Oral Nicardipine Versus Intravenous Ritodrine for the Treatment of Preterm Labor.
- Author:
Tae Bok SONG
1
;
Yoon Ha KIM
;
Jin CHOI
;
Woo Dai KANG
;
Yoon Sang OH
;
Myoung Seon KANG
;
Moon Kyoung CHO
Author Information
1. Department of Obstetrics and Gynecology, Chonnam National University Medical School, Korea.
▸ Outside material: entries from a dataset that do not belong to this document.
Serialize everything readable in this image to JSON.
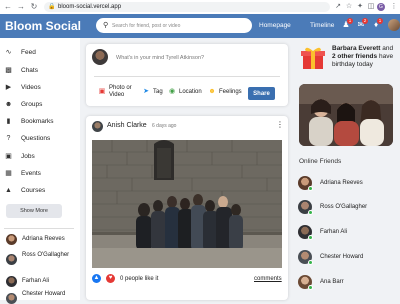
{
  "browser": {
    "url": "bloom-social.vercel.app",
    "profile_initial": "G",
    "icons": [
      "back-icon",
      "forward-icon",
      "reload-icon",
      "lock-icon",
      "share-page-icon",
      "bookmark-star-icon",
      "extensions-icon",
      "side-panel-icon",
      "browser-profile-icon",
      "browser-menu-icon"
    ]
  },
  "header": {
    "brand": "Bloom Social",
    "search_placeholder": "Search for friend, post or video",
    "nav_links": [
      "Homepage",
      "Timeline"
    ],
    "notifications": [
      {
        "icon": "person-icon",
        "count": "1"
      },
      {
        "icon": "chat-icon",
        "count": "2"
      },
      {
        "icon": "bell-icon",
        "count": "1"
      }
    ],
    "color": "#4b7bb8"
  },
  "sidebar": {
    "items": [
      {
        "icon": "rss-feed-icon",
        "label": "Feed"
      },
      {
        "icon": "chat-icon",
        "label": "Chats"
      },
      {
        "icon": "play-circle-icon",
        "label": "Videos"
      },
      {
        "icon": "group-icon",
        "label": "Groups"
      },
      {
        "icon": "bookmark-icon",
        "label": "Bookmarks"
      },
      {
        "icon": "help-circle-icon",
        "label": "Questions"
      },
      {
        "icon": "work-icon",
        "label": "Jobs"
      },
      {
        "icon": "event-icon",
        "label": "Events"
      },
      {
        "icon": "school-icon",
        "label": "Courses"
      }
    ],
    "show_more": "Show More",
    "friends": [
      {
        "name": "Adriana Reeves"
      },
      {
        "name": "Ross O'Gallagher"
      },
      {
        "name": "Farhan Ali"
      },
      {
        "name": "Chester Howard"
      }
    ]
  },
  "share": {
    "placeholder": "What's in your mind Tyrell Atkinson?",
    "options": [
      {
        "icon": "photo-icon",
        "label": "Photo or Video",
        "color": "#e53935"
      },
      {
        "icon": "label-tag-icon",
        "label": "Tag",
        "color": "#1e88e5"
      },
      {
        "icon": "location-icon",
        "label": "Location",
        "color": "#43a047"
      },
      {
        "icon": "emoji-icon",
        "label": "Feelings",
        "color": "#fbc02d"
      }
    ],
    "button": "Share",
    "button_color": "#3a6fb0"
  },
  "post": {
    "author": "Anish Clarke",
    "time": "6 days ago",
    "likes": "0 people like it",
    "comments": "comments",
    "like_color": "#1877f2",
    "heart_color": "#e53935"
  },
  "right": {
    "birthday": {
      "name1": "Barbara Everett",
      "connector": " and ",
      "name2": "2 other friends",
      "rest": " have birthday today"
    },
    "online_title": "Online Friends",
    "online": [
      {
        "name": "Adriana Reeves"
      },
      {
        "name": "Ross O'Gallagher"
      },
      {
        "name": "Farhan Ali"
      },
      {
        "name": "Chester Howard"
      },
      {
        "name": "Ana Barr"
      }
    ],
    "online_color": "#35b34a"
  }
}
- Publication Type:Original Article ; Randomized Controlled Trial
- Keywords:
Preterm labor;
nicardipine;
ritodrine hydrochloride
- MeSH:
Female;
Humans;
Nausea;
Nicardipine*;
Obstetric Labor, Premature*;
Pregnancy;
Ritodrine*;
Tachycardia;
Tocolysis;
Uterine Contraction;
Vomiting
- From:Korean Journal of Obstetrics and Gynecology
2002;45(12):2153-2157
- CountryRepublic of Korea
- Language:Korean
-
Abstract:
OBJECTIVE: This study was conducted to compare the efficacy and safety of oral nicardipine in acute therapy for preterm labor with those of parenteral ritodrine hydrochloride. METHODS: Patients between 24 and 34 weeks' gestation with documented preterm labor were randomly assigned to receive oral nicardipine (n=31) or intravenous ritodrine (n=32) as initial tocolytic therapy. Patients in the nicardipine group received a 40-mg loading dose and then 20 mg every 2 hours as needed to stop contractions (total 80 mg). Patients in the ritodrine group received a 0.05 mg/min as initial dose. The dose was increased at 15-minute intervals until uterine contractions were inhibited or side effects became intolerable. The maximum recommended dose was 0.35 mg/min. Patients could be switched to another tocolytic regimen if they continued to have contractions after 6 hours of therapy. The main outcome variables examined were failure of tocolysis, time to uterine contractions equal or less than 5 times per hour, time to uterine quiescence, time gained in utero, and frequency of adverse medication effects. RESULTS: There were no significant differences in maternal demographic characteristics between the groups. Successful tocolysis, defined as cessation of uterine contractons less than 6 hours from initial dose, was observed in 58.1% in the nicardipine group and 65.6% in the ritodrine group (P=.544). Among patients with successful tocolysis who responded with uterine quiescence within 6 hours, there was no significant difference in the time to uterine quiescence in the ritodrine group (P=.087). Time to uterine contractions equal or less than 5 times per hour from initial treatment showed no significant difference between the two groups with successful tocolysis (P=.097). The patients in the ritodrine hydrochloride group had more adverse side effects, mainly maternal tachycardia (P=.013) and nausea and/or vomiting (P=.006). CONCLUSION: Oral nicardipine was effective, safe, and well-tolerated tocolytic agent. Patients who received ritodrine hydrochloride were more likely to have adverse medication effects.